Mario Villalobos

Shitty First Drafts

My blog keeps me in check. It keeps me honest with myself and what I want out of life. Today was rest day, which meant I didn’t have to workout. Since I didn’t have to workout, I took that as an excuse for me to relax. I lied in bed, watched TV, talked on the phone with my friend, watched some more TV, had dinner, and then I figured it was late enough for me to start some reading. I even took a tiny nap while watching TV. I really didn’t want to write tonight. I wanted to sleep instead. I didn’t, though, and I’m glad.

I’m reading Bird by Bird by Anne Lamott, and I’m only a few chapters into it, but it’s really good so far. In college, one of my professors had us read a chapter from this book, actually. It was the “Shitty First Drafts” chapter, and I re-read it again tonight and loved it.

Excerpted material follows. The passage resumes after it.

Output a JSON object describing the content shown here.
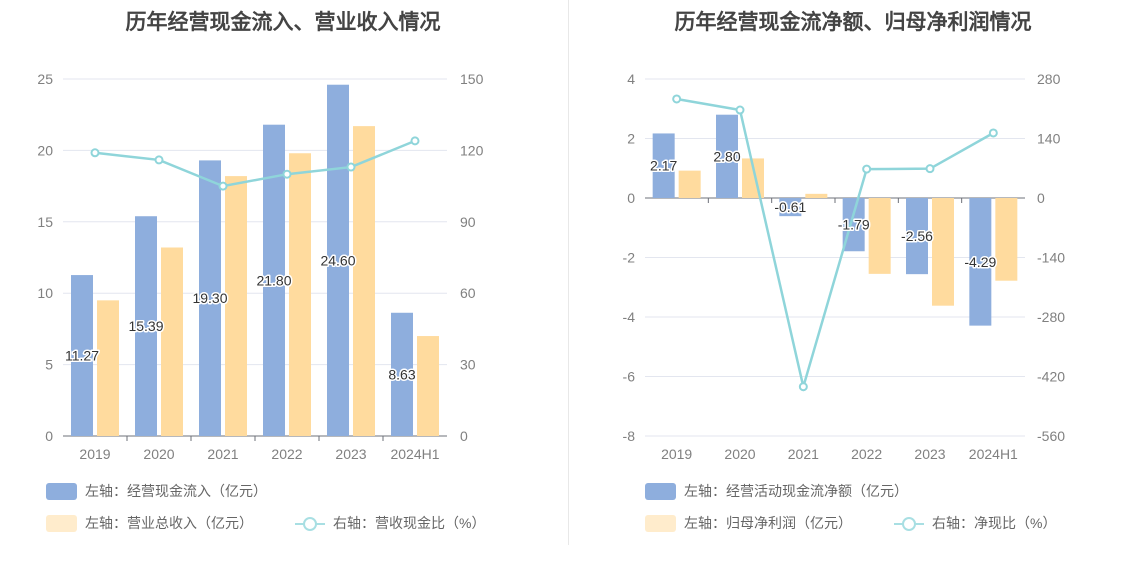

One of my big issues when writing is not allowing myself to write shitty first drafts. I limit myself to 300 words a day because any more than that will kick in my perfectionism, and then I’ll get no writing done. I’ll be too frustrated to write. She quotes E.L. Doctorow, and that quote is haunting me right now it’s really good. It goes:

Writing a novel is like driving a car at night. You can see only as far as your headlights, but you can make the whole trip that way.

I almost never start writing with an ending in mind. I’ll get to the end when I get there is my philosophy. We don’t live life with our ending in sight. At least I don’t. I’m aware of it, and I want to live life as fully as possible before it ends, but that’s as far as I’ll go. So why should I write my shitty first draft with that ending in sight? Shit, I have no idea how this entry is going to end. I’m just writing, and I’ll see where the words take me. Does that make for entertaining reading? I don’t know. This is an amateur blog after all.

Tomorrow I’ll be teaching all 15 of our senior high school students how to use Google Docs by writing a story together. I’m scared but also excited. Teaching them Google Docs will be easy; teaching them how to write a story won’t be. I’m thinking of writing a first line and have each student write a line in succession. I’m also thinking of coming up with a genre or a subject on the spot and starting fresh together rather than coming up with a line beforehand. All in all, I’m there to teach them to use something they might not be familiar with, and in the process, our story will be a very shitty first draft. But it will be our shitty first draft. And to be super honest, I have a tiny crush on one of the senior girls, and that makes me feel a little dirty since I’m ten years older and all.

I have the power to cut that last line out but I don’t want to. This is a shitty first draft after all. It’s also the final draft, so yeah. Eww, right?